Hummel, 55, grew up in Williamsburg and graduated from Lafayette High School in 1978.
She said her drive to serve is inspired in part by her parents’ legacy of giving – her parents were Jim Yankovich, former dean of the School of Education at William & Mary, and Ann Yankovich, former health services coordinator for WJCC schools.
“It’s ironic [that] here I am as an adult hoping I can just give a little of that same sort of commitment that my mom did for years for the school system,” Hummel said.
She graduated from the University of Virginia in 1982 and lived in Pennsylvania, Michigan, Indiana, Tennessee and Oklahoma before her husband got a job opportunity that would bring her back to Williamsburg.
Hummel admitted she thought hard over the decision – she recalled a “very, very small” Williamsburg in the 1970s – but at the encouragement of her sister, who had children in WJCC schools, Hummel and her family moved to Williamsburg in 2003.
From there, Hummel jumped into volunteering with the school division, taking on the challenge of organizing the Strawberry Festival at Matthew Whaley in her first year with the school’s PTA. Although being festival chair was a big time commitment, Hummel said it allowed her to meet parents and get to know the school.
Hummel became PTA president not long after and led the association as it planned events for Matthew Whaley’s 75th anniversary in 2006. Funds raised at these events allowed the PTA to have a statue made of the school’s namesake, which sits in front of the school building today.
Around this time Hummel took on the more trying challenge of serving on the citizens redistricting committee, which helped determine which schools Williamsburg students would attend when Matoaka Elementary was completed.

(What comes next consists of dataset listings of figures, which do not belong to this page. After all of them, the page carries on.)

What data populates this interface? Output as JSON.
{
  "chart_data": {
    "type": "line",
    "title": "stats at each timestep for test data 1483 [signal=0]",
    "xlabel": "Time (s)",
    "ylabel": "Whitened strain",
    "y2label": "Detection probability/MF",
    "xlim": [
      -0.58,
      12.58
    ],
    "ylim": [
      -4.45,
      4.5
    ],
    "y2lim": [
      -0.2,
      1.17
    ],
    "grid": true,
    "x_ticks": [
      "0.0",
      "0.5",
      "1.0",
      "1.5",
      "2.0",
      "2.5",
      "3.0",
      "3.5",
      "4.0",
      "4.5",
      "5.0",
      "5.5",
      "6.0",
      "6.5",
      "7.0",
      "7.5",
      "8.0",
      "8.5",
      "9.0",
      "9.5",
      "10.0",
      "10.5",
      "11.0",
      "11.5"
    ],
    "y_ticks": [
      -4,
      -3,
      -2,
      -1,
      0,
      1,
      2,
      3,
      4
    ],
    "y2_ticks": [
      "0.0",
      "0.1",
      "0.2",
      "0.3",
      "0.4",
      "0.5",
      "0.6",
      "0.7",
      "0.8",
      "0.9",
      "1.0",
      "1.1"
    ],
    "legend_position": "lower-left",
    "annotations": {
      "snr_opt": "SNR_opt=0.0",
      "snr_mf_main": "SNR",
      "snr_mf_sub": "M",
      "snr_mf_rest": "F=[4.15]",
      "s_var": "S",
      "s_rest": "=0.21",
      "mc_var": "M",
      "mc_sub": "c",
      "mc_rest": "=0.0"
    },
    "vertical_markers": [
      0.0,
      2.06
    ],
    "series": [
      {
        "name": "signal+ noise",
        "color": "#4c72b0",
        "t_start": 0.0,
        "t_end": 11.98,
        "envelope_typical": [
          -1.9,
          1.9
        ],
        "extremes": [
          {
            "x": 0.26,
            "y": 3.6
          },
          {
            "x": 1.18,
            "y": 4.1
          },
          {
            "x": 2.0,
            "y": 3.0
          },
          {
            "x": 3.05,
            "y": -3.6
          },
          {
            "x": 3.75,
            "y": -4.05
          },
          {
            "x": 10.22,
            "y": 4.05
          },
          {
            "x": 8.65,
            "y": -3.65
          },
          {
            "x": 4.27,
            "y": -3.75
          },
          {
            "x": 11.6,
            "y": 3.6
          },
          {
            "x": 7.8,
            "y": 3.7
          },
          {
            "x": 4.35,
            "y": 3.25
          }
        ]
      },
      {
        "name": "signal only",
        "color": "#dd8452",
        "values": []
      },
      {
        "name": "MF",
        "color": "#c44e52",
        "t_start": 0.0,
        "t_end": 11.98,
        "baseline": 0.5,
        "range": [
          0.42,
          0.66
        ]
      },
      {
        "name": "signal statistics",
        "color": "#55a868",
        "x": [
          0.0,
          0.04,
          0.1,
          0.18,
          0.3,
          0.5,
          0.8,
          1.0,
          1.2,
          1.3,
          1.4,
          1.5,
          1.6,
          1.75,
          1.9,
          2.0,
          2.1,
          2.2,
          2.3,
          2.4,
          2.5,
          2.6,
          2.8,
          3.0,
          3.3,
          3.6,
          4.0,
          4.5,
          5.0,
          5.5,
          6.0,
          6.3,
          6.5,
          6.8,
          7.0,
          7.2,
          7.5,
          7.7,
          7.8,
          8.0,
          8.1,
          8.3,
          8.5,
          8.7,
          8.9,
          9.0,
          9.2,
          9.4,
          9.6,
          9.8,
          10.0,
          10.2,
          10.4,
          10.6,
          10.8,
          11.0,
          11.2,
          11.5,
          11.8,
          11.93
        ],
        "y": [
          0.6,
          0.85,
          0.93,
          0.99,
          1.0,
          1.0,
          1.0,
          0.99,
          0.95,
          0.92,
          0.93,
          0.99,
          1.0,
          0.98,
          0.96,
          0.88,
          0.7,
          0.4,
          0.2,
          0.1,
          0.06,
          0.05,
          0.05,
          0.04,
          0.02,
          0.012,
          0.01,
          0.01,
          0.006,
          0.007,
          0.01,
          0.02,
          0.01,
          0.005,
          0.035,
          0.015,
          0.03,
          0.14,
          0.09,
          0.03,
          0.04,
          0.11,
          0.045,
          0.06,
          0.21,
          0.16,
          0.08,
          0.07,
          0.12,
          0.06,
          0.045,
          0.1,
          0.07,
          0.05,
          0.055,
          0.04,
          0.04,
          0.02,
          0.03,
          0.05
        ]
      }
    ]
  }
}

The process was difficult, Hummel said, and resolved if she were “in the position to make it a better process, [she] would take that opportunity.”
Hummel worked as a substitute teacher in 2007 and 2008 and filled in at Berkeley Middle School’s front desk, an experience that allowed her to see the “good, bad and ugly” of a typical school day.
“It was really good to get the perspective of a substitute versus a parent in the classroom, and the front desk,” Hummel said.
She stepped back from volunteering in the schools after she earned her master’s in higher education and started working full time in 2009 as the associate director of program development and innovation for the undergraduate business program at William & Mary.
Hummel was not away from the schools long before she started receiving phone calls from community members, including her School Board predecessor Elise Emanuel, who wanted her to apply for a seat on the board.

With her youngest child now in college, Hummel said she felt she could be objective on school division issues and, as an empty-nester, had more time to give back to the community.
“I had a blast with all my volunteer work because I could see a direct connection” between volunteering and how it benefited her children, Hummel said. “Now I’m at the point where I want to volunteer and not see the direct correlation for my kids but for all of the kids of Williamsburg.”
She applied last year and was appointed to Emanuel’s seat by the Williamsburg City Council in December. Her goals on the School Board include promoting open lines of communication, achieving basic equity among schools and encouraging continuous improvement.
“I think we do a whole lot of things right,” Hummel said. “I’m not coming here thinking I’m going to correct a whole bunch of things that are wrong.”
As a leader, Hummel said she hopes she is seen as a practical consensus builder who has legitimacy from her experience as a WJCC schools parent and substitute.
She said her constituents can expect her to be “one of those School Board members who asks a lot of questions,” not just to educate herself but also members of the community.
“If I’ve got those questions, they’re the kind of questions others might want answered as well,” Hummel said.
Hummel’s term began Jan. 1 and will conclude Dec. 31, 2019. She represents the City of Williamsburg alongside board vice-chairwoman Kyra Cook.